State Distributing $24 Million in Federal Congestion Mitigation and Air Quality Funds
(HARTFORD, CT) – Governor Ned Lamont today announced the Connecticut Department of Transportation (CTDOT) is awarding $24 million in federal funds to ten transportation projects aimed at improving air quality in Connecticut. As part of the Federal Highway Administration’s Congestion Mitigation and Air Quality (CMAQ) Improvement Program, Connecticut invests federal funds in local, cost-effective projects that will reduce vehicle exhaust emissions in areas of the state that do not attain national air quality standards.
CMAQ funds will be distributed to municipalities to support local projects, which include upgrading traffic signal technology and the installation of electric vehicle (EV) charging stations. Modernized traffic signals use real-time traffic information to accommodate changing traffic patterns, which reduces unnecessary idling at traffic lights.
“These strategic investments will not only help eliminate traffic bottlenecks in certain communities and buildout electric vehicle chargers in others, but they will also help move Connecticut towards cleaner air and a cleaner transportation system,” Governor Lamont said. “Technology in transportation can help unlock climate solutions for our state. By reducing air pollution in communities most impacted by its harmful effects, we can better deliver transportation equity and ultimately, better health outcomes for the people of Connecticut.”
“With expanded access to electric vehicle charging stations and increased use of adaptive traffic signals across the state, we are confronting climate change with actionable projects that will help reduce carbon emissions,” Connecticut Department of Transportation Commissioner Joseph Giulietti said. “These projects represent the future. We remain committed to using technology and innovative solutions to have a cleaner, more equitable, and resilient transportation system for all people across Connecticut.”
“These projects are a very welcome addition to our effort to reduce emissions from our transportation sector, the largest contributor to our state’s greenhouse gas emissions, and responsible for over 67% of smog-forming air pollution in Connecticut, at a time when we need to take meaningful action to reduce emissions and improve our air quality,” Connecticut Department of Energy and Environmental Protection Commissioner Katie Dykes said. “These projects build on other clean transportation efforts undertaken by the Lamont administration, such as the recent distribution of Volkswagen settlement funds toward electric projects – including 43 electric school buses – all in environmental justice communities. The interest we’ve seen in these projects show that municipalities in our state are eager to implement projects that support our transition to a clean transportation future. I am grateful to Governor Lamont, the Connecticut Department of Transportation, and our municipal partners for moving these critically important projects forward.”

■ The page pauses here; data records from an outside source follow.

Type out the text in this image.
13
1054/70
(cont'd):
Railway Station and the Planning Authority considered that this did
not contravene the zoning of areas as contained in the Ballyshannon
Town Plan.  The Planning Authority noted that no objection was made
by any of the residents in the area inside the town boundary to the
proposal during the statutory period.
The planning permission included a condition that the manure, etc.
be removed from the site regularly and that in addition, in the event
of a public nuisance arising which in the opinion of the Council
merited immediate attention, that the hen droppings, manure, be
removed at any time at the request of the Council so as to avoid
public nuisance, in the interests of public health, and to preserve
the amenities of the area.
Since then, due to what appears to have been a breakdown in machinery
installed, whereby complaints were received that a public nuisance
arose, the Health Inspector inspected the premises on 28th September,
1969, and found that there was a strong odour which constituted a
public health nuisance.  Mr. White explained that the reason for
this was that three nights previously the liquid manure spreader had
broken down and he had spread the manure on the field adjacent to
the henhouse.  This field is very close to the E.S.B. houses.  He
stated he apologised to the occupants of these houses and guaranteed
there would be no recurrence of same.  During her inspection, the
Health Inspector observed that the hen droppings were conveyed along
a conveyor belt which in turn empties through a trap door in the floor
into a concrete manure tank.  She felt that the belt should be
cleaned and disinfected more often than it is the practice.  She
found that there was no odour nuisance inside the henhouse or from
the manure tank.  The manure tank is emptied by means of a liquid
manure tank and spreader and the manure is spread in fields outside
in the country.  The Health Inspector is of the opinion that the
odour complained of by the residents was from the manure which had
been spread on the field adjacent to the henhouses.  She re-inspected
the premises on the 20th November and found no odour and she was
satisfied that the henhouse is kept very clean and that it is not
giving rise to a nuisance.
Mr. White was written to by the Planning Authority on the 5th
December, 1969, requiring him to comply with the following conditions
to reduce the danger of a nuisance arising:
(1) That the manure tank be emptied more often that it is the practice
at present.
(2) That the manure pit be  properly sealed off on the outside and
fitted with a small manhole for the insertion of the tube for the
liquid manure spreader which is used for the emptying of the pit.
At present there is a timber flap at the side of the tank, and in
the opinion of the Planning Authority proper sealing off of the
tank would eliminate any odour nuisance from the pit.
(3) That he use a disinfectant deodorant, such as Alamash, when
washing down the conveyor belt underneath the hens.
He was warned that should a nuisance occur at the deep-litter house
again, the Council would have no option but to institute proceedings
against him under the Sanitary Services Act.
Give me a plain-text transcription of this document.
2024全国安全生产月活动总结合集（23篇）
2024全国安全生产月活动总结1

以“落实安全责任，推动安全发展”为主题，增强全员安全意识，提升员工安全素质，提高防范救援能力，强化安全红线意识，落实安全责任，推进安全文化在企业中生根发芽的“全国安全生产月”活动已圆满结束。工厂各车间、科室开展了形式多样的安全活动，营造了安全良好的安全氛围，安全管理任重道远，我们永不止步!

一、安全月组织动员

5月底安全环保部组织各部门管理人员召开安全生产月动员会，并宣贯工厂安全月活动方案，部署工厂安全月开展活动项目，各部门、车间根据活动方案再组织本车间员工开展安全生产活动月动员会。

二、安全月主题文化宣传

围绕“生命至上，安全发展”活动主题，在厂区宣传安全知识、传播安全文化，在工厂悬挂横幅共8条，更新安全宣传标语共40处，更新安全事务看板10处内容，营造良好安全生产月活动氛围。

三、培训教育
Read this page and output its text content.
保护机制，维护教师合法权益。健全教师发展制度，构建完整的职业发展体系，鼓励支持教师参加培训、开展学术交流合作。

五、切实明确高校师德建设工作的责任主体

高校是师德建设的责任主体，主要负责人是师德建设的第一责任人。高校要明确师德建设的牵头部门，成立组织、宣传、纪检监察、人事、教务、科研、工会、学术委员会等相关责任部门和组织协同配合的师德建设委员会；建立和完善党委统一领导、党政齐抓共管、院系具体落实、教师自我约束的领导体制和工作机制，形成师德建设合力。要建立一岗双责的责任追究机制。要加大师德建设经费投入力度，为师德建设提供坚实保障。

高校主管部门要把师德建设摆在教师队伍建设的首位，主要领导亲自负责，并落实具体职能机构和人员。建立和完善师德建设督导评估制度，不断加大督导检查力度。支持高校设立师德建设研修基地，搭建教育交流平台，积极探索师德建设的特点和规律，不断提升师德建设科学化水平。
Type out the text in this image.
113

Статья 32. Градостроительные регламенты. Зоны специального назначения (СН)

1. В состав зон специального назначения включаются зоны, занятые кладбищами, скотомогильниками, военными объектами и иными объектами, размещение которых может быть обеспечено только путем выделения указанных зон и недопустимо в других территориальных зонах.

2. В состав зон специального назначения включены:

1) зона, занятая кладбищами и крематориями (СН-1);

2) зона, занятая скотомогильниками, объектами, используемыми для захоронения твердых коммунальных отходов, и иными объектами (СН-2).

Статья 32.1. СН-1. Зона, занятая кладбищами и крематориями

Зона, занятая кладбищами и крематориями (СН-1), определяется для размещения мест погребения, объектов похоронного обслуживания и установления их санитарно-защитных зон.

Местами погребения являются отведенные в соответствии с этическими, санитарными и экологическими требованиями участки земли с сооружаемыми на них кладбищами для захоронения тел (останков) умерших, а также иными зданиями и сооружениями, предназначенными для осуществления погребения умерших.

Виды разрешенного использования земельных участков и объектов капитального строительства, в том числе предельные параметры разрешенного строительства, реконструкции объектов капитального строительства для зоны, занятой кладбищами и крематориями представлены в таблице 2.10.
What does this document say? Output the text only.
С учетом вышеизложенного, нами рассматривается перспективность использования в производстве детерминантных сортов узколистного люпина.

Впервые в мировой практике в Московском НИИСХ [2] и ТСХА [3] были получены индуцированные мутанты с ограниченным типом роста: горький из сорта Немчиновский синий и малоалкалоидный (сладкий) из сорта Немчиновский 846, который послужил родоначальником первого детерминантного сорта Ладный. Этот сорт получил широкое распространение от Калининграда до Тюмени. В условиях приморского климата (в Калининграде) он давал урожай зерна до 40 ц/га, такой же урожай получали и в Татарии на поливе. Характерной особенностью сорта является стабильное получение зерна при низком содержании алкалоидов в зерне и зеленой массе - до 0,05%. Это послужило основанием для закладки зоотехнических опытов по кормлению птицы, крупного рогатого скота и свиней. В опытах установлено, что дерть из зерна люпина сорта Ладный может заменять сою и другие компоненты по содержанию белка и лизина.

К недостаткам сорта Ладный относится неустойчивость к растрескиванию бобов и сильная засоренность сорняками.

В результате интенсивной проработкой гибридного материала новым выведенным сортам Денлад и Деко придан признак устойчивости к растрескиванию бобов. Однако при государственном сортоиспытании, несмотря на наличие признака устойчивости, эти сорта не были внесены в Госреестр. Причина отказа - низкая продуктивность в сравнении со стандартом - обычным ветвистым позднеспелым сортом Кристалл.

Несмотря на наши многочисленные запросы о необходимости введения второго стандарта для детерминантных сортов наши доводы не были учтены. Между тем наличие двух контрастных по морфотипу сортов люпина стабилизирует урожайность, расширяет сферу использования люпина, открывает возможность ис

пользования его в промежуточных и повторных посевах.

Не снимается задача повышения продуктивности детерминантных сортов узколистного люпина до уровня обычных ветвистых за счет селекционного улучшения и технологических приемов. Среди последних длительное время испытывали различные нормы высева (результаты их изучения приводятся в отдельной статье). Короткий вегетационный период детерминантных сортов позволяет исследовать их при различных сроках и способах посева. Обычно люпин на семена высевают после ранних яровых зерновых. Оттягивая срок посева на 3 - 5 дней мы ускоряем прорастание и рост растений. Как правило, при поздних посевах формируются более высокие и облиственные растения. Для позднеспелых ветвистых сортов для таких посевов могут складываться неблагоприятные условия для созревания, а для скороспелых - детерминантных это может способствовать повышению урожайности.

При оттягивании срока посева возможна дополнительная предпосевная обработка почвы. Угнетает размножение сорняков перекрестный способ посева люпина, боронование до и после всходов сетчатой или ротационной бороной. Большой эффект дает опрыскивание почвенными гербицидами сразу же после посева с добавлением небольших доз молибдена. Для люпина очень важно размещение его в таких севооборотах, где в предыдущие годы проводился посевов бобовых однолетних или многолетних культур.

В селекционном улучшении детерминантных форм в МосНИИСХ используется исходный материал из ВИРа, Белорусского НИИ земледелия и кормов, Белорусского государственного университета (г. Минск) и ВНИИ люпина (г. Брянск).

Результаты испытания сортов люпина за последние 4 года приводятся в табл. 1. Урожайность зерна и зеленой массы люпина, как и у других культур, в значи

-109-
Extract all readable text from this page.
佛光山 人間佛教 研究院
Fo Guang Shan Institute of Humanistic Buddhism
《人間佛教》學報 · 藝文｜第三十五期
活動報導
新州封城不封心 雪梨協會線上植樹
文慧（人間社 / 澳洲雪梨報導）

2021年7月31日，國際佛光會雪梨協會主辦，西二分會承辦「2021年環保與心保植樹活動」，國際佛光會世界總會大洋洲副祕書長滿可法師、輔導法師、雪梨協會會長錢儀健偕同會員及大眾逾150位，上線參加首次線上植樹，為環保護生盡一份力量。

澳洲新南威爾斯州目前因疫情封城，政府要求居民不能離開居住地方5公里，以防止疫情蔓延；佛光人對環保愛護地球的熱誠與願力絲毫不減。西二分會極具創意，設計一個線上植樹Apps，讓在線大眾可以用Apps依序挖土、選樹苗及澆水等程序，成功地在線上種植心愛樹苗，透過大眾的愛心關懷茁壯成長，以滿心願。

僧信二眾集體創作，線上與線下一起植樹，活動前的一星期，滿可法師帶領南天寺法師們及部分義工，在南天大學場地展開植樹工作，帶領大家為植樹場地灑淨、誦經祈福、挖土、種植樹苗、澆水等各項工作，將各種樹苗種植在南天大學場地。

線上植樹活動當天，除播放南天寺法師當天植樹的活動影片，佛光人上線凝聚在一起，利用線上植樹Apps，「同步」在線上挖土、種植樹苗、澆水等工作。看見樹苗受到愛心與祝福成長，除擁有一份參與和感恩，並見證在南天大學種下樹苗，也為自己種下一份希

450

CTDOT solicits municipal projects for the federal CMAQ program through the state’s metropolitan planning organizations and rural councils of governments, and awards funding based on project eligibility. The following communities are recipients:
- Ansonia: $427,600 for non-automobile transportation and EV charging in the town’s transit-oriented development train station enhancement project.
- Bridgeport: $4,000,000 to improve traffic flow, reduce delay, and alleviate congestion along the Park Avenue corridor.
- Bristol: $3,370,500 to improve traffic operations with better traffic signal timing and pedestrian crossings in the downtown area in anticipation of Depot Square development.
- Canton: $40,000 to install six dual EV charging stations for residents, school employees, students, and visitors.
- Danbury: $1,250,000 to provide signal coordination improve traffic flow, reduce congestion and delays along State Route 39 and State Route 53 (Main Street and Osbourne Street).
- Greenwich: $4,000,000 to install adaptive signal control technology to adjust signal timing on Route 1 within the town boundary.
- Hamden: $3,789,037 to update substandard and antiquated traffic signal equipment.
- Norwalk: $3,401,850 to continue upgrading the remaining outdated traffic signals, extending the adaptive traffic control system, adding the traffic signal priority and concurrent pedestrian phase.
- Stamford: $3,375,000 to upgrade old signal equipment at six intersections that are within existing city signal systems.
- West Hartford: $20,952 to support the purchase of the town’s first EV vehicles and charging station at the Town Hall for public use.